With manufacturers dropping models and increasing exclusions from clean air zones, it’s not been a good time for diesel cars recently. But perhaps the turn away from diesel hasn’t had the desired effect – quite the opposite in fact, with new figures revealing that average CO2 emissions have increased in 20 of the 23 markets analysed.
The total average of CO2 emissions increased by 2.4 g/km to 120.5 g/km in 2018 – the highest for four years. The analysis, carried out by JATO Dynamics, found a direct correlation between diesel car registrations and average CO2 emissions. The shift from diesel to petrol cars has accelerated the negative trend, with average emissions for the latter 3.2g/km higher than the former.
The total value of CO2 emissions was on a steady decline from 2007, but started to slowdown in 2016 as sales growth of diesel cars dropped from seven per cent to one per cent. This pattern was confirmed in 2017 with the first average CO2 emission increase in years of 0.3 g/km, and an eight per cent drop in demand for diesel cars. Last year saw an even greater variation between demand for diesel (-18 per cent) and an increase in CO2 emissions of 2.4 g/km.

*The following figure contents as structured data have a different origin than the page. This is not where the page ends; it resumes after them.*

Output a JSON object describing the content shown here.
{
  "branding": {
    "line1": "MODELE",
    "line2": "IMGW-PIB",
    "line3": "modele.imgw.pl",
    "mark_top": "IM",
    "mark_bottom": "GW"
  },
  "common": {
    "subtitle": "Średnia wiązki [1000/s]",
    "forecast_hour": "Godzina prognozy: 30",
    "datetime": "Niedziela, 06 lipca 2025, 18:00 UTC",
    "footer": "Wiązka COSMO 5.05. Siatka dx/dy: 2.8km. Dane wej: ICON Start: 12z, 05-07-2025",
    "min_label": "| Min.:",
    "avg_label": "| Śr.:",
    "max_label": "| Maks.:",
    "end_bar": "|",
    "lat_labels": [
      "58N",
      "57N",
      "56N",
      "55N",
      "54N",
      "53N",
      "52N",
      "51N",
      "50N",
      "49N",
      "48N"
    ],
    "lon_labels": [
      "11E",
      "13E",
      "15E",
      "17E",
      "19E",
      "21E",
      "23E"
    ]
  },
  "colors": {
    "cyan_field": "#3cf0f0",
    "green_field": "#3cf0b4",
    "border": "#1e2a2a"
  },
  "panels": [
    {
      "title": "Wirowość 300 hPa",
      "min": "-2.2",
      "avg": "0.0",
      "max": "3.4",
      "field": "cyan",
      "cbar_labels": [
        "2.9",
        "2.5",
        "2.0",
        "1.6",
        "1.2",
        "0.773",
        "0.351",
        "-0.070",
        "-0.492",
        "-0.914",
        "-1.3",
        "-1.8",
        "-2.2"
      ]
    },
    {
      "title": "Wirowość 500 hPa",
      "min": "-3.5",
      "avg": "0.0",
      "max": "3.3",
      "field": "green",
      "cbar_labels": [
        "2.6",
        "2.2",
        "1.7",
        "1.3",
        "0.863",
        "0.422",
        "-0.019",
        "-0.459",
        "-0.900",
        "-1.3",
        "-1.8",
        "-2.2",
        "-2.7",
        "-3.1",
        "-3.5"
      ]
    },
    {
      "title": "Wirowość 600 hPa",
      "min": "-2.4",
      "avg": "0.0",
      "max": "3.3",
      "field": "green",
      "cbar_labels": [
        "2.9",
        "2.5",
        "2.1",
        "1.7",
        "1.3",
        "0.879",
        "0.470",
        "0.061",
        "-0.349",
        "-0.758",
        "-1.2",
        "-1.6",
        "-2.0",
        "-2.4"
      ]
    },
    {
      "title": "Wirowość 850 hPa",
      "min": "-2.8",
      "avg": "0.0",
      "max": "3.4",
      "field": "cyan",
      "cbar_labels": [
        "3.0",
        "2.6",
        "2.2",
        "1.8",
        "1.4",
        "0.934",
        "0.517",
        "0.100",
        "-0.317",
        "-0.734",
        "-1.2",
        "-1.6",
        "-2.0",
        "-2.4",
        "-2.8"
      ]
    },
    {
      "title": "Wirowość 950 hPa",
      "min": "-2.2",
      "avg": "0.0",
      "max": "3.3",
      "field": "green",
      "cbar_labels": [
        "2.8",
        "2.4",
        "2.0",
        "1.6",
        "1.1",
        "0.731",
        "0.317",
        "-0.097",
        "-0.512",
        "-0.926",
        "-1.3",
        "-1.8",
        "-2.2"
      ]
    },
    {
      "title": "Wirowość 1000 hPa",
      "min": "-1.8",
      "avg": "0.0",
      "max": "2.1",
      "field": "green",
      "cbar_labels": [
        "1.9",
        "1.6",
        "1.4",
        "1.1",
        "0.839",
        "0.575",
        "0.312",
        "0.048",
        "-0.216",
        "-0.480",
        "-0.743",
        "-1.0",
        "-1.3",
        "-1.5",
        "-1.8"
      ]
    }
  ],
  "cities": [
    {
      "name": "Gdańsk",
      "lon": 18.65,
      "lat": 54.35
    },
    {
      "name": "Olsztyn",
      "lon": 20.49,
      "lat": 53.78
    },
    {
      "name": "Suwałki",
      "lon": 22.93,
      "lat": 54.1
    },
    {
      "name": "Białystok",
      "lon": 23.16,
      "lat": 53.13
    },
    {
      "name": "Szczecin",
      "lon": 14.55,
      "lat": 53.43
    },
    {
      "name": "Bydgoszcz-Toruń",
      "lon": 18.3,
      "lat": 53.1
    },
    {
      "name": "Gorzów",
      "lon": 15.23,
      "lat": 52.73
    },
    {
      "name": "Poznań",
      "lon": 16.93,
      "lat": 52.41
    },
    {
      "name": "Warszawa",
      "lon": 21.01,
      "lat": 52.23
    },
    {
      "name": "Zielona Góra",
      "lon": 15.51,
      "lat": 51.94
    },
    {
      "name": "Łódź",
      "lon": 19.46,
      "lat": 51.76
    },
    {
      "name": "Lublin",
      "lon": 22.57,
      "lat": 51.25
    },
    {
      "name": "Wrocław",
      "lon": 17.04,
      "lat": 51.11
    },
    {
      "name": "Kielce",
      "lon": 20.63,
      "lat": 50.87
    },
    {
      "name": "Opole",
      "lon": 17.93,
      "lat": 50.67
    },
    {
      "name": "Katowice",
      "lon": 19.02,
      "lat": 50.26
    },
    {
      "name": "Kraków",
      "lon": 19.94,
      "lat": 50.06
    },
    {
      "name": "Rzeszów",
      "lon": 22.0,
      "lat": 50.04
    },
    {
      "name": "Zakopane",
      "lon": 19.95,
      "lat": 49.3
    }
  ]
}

Felipe Munoz, JATO’s global analyst, said: commented: “The increase in CO2 is certainly worrying and bad news for governments and most carmakers. The positive effect of diesel cars on emissions has faded away as their demand has dropped dramatically during the last year. Instead of moving forwards, the industry is regressing at a time when emissions targets are getting tougher.”
Only three countries saw improvements in CO2 emissions: Norway, Netherlands and Finland. In Norway, the growing popularity of electric and hybrid cars (57 per cent market share) was large enough to absorb the drop posted by diesel cars, while in the Netherlands the improvement was due to a 74 per cent increase in demand for AFVs. The worst performance was seen in the UK, which has carried out one of the most aggressive campaigns against diesel.
But that isn’t the sole reason for the increase. Consumers in Europe are opting for the vehicles with the highest emissions, with the lowest emission segments (city-cars and subcompacts) losing out in sales to SUVs in particular.
So, it seems the vogue for modern petrol cars accelerated by demonisation of diesel and other older vehicles hasn’t worked so well after all. Perhaps there’s a future for the black plump – and a glimmer of hope that modern diesels cars might survive to reach classic status – after all.